On apporte une part de pannetone (Noël n’est pas bien loin), une réjouissante brioche commerciale, fourrée d’une crème à l’amande et recouverte de chocolat, agrémentée de quelques clémentines et de noix de Grenoble qu’on doit fracasser soi-même avec le casse-noisettes qui les accompagne. Mais le patron nous propose aussi un zabaglione qui sera fait à la minute avec du Marsala et un peu de Grand Marnier, histoire de montrer qu’on peut très bien improviser dans un resto italien. Ça nous change du tiramisu dont il n’y a pas de traces sur le menu.
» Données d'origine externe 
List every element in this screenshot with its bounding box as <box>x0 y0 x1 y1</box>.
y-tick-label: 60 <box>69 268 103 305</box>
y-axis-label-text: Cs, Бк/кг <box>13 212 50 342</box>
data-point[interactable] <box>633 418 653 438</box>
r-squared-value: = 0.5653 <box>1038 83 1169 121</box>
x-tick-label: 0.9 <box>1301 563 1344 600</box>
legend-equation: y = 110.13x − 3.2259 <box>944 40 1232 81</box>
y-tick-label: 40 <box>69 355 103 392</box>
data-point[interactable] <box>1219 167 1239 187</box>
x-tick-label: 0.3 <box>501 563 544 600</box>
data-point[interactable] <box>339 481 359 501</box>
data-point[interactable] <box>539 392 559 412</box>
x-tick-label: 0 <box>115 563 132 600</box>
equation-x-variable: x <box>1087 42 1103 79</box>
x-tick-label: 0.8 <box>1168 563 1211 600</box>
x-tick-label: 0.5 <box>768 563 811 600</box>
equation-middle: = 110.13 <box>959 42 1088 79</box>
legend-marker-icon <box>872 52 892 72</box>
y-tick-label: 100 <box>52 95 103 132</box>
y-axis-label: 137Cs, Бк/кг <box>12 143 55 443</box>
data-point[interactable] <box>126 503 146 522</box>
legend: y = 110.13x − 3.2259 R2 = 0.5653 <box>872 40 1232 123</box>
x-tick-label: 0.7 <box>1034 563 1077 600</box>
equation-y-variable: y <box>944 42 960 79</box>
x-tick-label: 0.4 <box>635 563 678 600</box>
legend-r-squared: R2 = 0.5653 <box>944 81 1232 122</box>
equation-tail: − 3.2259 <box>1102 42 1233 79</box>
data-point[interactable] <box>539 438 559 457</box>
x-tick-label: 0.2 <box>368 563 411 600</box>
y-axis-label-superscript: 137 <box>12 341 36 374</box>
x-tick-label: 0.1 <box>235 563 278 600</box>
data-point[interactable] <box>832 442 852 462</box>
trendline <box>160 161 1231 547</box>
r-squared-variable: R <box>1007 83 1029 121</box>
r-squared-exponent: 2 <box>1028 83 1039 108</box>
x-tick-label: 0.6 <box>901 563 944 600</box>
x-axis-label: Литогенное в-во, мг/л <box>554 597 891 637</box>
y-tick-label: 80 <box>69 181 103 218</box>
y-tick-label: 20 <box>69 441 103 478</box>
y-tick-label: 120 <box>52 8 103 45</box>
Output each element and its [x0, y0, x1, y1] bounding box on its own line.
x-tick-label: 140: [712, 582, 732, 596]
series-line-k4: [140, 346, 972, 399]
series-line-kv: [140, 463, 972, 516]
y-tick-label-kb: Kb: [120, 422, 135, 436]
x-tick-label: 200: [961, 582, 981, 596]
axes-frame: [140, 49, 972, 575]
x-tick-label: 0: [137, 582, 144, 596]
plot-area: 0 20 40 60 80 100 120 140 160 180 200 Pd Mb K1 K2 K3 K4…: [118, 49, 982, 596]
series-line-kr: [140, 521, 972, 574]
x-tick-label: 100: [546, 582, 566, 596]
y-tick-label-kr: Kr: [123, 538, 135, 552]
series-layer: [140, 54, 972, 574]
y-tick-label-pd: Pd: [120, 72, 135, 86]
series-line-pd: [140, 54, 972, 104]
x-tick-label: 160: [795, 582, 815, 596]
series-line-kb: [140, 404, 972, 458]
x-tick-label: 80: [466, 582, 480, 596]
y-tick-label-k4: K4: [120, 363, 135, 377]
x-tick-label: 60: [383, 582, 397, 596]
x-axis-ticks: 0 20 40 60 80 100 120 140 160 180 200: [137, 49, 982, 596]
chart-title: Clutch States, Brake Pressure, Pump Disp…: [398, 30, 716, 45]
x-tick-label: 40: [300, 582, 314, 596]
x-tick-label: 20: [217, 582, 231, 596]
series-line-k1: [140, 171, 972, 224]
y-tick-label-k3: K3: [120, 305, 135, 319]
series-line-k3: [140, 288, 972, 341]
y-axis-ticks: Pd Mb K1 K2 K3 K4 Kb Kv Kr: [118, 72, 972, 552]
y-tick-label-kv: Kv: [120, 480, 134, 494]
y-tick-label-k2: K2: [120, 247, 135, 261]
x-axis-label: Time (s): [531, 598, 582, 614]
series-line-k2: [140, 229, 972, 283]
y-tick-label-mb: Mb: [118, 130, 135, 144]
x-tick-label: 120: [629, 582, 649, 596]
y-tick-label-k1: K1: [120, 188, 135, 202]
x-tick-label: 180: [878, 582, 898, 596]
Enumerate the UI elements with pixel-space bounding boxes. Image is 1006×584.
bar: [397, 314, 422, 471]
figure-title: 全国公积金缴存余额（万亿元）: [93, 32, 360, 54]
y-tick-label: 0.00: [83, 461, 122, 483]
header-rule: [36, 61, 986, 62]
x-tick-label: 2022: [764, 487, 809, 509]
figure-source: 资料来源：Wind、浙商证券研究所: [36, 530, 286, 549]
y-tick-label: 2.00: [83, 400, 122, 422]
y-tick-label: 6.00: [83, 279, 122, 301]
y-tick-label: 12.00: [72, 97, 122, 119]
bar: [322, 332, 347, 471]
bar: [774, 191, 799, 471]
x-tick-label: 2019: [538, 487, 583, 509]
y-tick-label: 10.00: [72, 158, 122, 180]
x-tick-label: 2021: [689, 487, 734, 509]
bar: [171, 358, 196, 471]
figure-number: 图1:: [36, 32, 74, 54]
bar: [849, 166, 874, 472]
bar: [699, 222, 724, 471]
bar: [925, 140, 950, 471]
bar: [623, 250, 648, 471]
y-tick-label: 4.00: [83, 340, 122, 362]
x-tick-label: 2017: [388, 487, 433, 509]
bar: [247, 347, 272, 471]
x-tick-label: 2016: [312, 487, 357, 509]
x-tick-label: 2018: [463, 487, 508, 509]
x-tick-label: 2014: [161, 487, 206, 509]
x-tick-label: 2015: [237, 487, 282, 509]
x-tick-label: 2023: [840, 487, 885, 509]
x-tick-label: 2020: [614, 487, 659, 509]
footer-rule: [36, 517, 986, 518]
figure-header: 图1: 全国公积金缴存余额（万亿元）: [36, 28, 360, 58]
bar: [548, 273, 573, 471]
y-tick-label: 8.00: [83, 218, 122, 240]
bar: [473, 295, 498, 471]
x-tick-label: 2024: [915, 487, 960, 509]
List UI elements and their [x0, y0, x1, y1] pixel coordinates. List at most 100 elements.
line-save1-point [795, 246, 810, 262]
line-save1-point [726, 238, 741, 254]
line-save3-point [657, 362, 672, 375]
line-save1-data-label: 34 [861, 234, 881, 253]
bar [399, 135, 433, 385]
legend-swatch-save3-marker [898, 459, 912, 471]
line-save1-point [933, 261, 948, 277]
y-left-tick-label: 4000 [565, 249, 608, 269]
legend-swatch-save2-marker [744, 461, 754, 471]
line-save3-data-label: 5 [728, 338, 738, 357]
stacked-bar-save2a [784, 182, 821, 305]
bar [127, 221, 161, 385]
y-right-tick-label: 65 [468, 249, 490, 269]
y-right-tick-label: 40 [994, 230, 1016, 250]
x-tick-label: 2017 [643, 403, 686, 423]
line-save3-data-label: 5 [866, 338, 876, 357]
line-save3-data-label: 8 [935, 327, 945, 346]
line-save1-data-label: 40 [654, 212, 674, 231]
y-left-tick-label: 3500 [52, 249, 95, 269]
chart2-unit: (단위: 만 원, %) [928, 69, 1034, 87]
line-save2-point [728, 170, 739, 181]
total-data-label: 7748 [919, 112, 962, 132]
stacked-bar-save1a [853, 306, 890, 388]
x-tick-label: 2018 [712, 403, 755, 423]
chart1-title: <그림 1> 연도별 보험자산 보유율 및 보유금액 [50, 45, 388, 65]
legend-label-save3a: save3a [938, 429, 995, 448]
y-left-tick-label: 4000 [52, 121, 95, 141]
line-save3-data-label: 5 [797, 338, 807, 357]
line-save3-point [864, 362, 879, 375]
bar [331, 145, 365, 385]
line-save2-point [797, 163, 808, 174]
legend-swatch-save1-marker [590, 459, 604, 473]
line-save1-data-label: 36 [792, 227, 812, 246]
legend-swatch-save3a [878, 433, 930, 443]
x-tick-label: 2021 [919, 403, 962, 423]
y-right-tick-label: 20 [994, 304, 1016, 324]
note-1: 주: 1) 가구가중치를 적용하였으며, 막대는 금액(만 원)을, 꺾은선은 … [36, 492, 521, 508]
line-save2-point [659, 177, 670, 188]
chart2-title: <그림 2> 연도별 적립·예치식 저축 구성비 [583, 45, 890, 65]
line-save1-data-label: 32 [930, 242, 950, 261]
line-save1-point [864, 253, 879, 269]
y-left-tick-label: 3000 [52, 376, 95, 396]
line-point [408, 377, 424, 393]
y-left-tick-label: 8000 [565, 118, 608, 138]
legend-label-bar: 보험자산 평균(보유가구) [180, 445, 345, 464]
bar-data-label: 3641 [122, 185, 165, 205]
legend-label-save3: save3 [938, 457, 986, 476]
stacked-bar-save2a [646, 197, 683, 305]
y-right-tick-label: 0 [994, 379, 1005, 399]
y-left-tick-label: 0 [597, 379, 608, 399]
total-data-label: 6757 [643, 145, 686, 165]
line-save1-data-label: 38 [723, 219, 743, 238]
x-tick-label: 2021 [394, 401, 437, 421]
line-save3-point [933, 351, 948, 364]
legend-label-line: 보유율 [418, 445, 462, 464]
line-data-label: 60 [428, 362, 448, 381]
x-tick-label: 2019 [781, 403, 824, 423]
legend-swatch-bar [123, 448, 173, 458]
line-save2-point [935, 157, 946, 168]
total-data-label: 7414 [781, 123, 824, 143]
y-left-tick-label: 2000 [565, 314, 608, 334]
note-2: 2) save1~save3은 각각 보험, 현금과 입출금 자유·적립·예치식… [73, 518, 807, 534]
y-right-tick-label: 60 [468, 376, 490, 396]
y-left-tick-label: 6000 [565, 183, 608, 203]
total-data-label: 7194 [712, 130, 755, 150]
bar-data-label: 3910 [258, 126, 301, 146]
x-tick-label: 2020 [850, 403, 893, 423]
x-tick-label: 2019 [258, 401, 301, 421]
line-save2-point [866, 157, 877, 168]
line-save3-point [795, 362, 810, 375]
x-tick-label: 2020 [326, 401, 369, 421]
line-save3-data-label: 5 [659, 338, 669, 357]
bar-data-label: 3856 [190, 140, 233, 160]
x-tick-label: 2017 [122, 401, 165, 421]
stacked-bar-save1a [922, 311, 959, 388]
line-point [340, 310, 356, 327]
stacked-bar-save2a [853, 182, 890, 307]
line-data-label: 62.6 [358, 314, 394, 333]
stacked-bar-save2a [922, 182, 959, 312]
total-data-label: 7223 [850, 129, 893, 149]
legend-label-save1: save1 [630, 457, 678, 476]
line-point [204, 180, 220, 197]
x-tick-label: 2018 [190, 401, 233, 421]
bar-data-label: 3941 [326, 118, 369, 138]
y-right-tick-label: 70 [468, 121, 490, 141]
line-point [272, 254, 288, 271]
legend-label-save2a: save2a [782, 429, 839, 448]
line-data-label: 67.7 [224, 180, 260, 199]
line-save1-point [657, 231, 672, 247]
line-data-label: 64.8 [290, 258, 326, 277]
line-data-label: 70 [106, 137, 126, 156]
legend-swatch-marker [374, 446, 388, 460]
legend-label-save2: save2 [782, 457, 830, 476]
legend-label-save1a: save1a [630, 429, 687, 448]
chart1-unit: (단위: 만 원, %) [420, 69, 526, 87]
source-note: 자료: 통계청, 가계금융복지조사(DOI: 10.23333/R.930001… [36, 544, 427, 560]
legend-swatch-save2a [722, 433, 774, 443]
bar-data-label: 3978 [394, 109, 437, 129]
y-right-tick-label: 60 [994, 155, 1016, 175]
Le zabaglione est onctueux, à mourir sur place et à ressusciter ensuite pour une autre bouchée. J’adore ce dessert encore chaud, à mi-chemin entre une sauce et une mousse.
Da Attilio prépare donc la cuisine italienne comme elle devrait toujours être conçue: simplement, avec un grand respect pour les produits de base. Ajoutons à cela quelques bons choix de vins, à prix raisonnables, un accueil et un service professionnels et vous comprendrez mon faible pour cette jeune maison d’à peine sept mois, mais qui fait déjà parler.
Comptez entre 25 et 30 $ pour la formule table d’hôte, incluant le dessert et le café. Vous devriez donc vous en tirer pour un peu moins de 70 $ à deux, avec les taxes et le service, mais avant le vin.